Improve security in your containers for Go
A short guide with some tips and good practices for building secure containers for your apps made in Go.
As security practices in software teams are increasingly shifting left, there’s been a trend for developers to get involved in the security of their applications. The most popular way to develop, build, test and run applications in modern software lifecycles is through the use of containers, of which Docker has made hugely popular, especially with orchestration tools like kubernetes becoming prolific in the container workload space. Security is often an afterthought when building applications however this sentiment is beginning to change with security becoming a built-in staple from the start.
Application security is a huge undertaking with many facets to consider. Some examples include:
3rd party libraries
the platform the code is running on
access to and from the host
downstream or upstream services the application talks to
secrets management, such as API keys, database passwords
…etc.
The list is big. In this post, we’re going to hone in on the application container specifically. The post is aimed at reducing the attack surface of your container as much as possible and limiting how escalation can work in the container, tools that would be used by an attacker and injection of malicious code. Whilst it’s written with the aim for go code, you can of course apply this to other programming languages as well.
For starters, we’re going to be making use of a multi-stage build. If you’ve read my other post on multi-stage builds, you may recall I referred to multi-stage builds as:
At it’s core, a multi stage docker build is essentially enabling you to end up with a single docker image, taking only what you need between stages. It looks like two dockerfiles smashed together into one.
Let’s describe what will happen in our build.
In the first stage, we’ll use alpine base image for Go
We then setup a working directory for our output
We copy over the current directory our application lives in to the working directory in the previous step.
Using
go build
we build and compile the application to get our binary, and name itapp_name
Now that we’ve got our binary we don’t need the building image anymore, nor the golang tools, so we can throw that away, and focus on creating our production-ready container.
We start with
scratch
as a base image, which is literally nothing. I particularly like Snyk’s definition of the scratch image:
The scratch image is the smallest possible image for docker. Actually, by itself it is empty (in that it doesn’t contain any folders or files) and is the starting point for building out images. In order to run binary files on a scratch image, your executables need to be statically compiled and self-contained. This means there is no compiler in the image so you’re left with just system calls. You also wouldn’t be able to login to the container either as there isn’t a shell unless you explicitly add one.
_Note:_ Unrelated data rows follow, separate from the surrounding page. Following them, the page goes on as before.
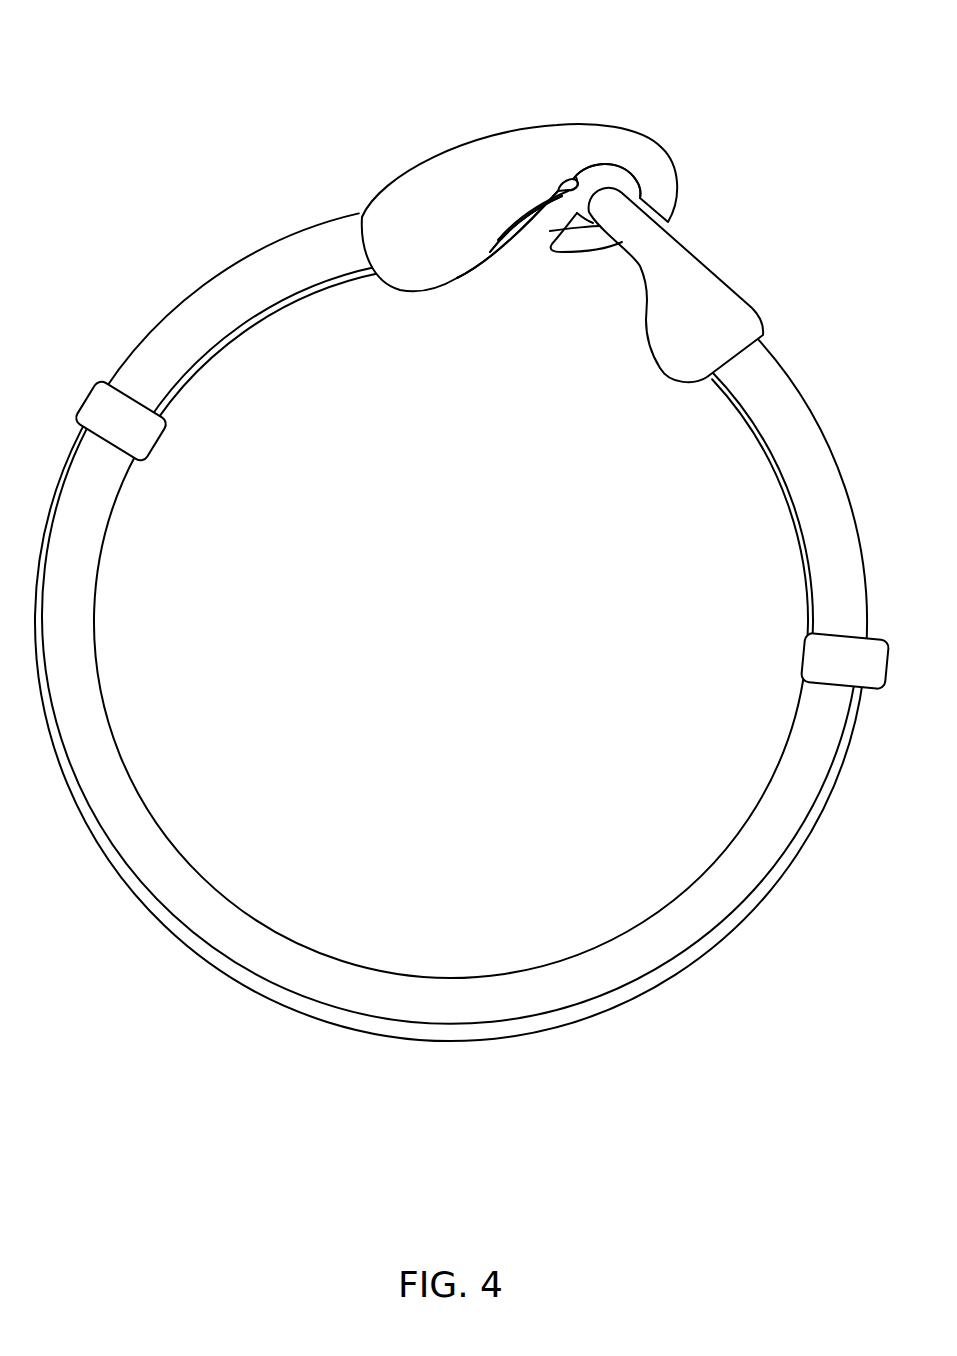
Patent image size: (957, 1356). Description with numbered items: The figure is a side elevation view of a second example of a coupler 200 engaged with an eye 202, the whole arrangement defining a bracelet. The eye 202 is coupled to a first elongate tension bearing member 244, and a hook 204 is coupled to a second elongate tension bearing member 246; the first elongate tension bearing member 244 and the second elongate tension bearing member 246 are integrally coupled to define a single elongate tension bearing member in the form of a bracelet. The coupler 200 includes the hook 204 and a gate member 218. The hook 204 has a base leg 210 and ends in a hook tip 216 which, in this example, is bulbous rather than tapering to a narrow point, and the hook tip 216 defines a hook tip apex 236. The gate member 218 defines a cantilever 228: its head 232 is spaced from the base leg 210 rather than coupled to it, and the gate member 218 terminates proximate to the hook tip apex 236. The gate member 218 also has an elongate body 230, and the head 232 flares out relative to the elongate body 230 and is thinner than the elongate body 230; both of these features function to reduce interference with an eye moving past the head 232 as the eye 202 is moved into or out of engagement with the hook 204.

The coupler 200 is at (462, 523).
The eye 202 is at (658, 285).
The hook 204 is at (533, 213).
The base leg 210 is at (564, 227).
The hook tip 216 is at (559, 244).
The gate member 218 is at (498, 252).
The cantilever 228 is at (493, 266).
The elongate body 230 is at (532, 233).
The head 232 is at (566, 180).
The hook tip apex 236 is at (578, 216).
The first elongate tension bearing member 244 is at (300, 240).
The second elongate tension bearing member 246 is at (765, 360).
From scratch, we use the latest alpine images to copy over the ca-certificates.crt file to the /etc/ssl/certs directory. Note that you don’t actually need this step if you’re not using HTTPS traffic.
Then we’re copying the output of the build directory to the root of the scratch image, whilst setting the ownership.
The next stage sets the user account to be a non-root user. If someone was to attack the container and escape the app running, they would not be the root user of the container.
The last two steps just set the port to expose and the container’s entrypoint, which is the name we gave our binary in step 4.
FROM golang:1.18-alpine as builder
WORKDIR /build
ADD . .
RUN CGO_ENABLED=0 go build -o app_name -buildvcs=false
FROM scratch
COPY --from=alpine:latest /etc/ssl/certs/ca-certificates.crt /etc/ssl/certs/
COPY --chown=0:0 --from=builder /build/* /
USER 65534
EXPOSE 8080:8080
ENTRYPOINT [ "/app_name" ]
There’s quite a few neat things going on here, my favourite is probably the use of the scratch container, once we have a built binary. Of course, this means that the binary needs to be self-sufficient. The only thing you have are system calls. There isn’t even a shell. Additionally, the container is wildly smaller than what you may be using now since it’s really only containing a binary of the app and a .crt file.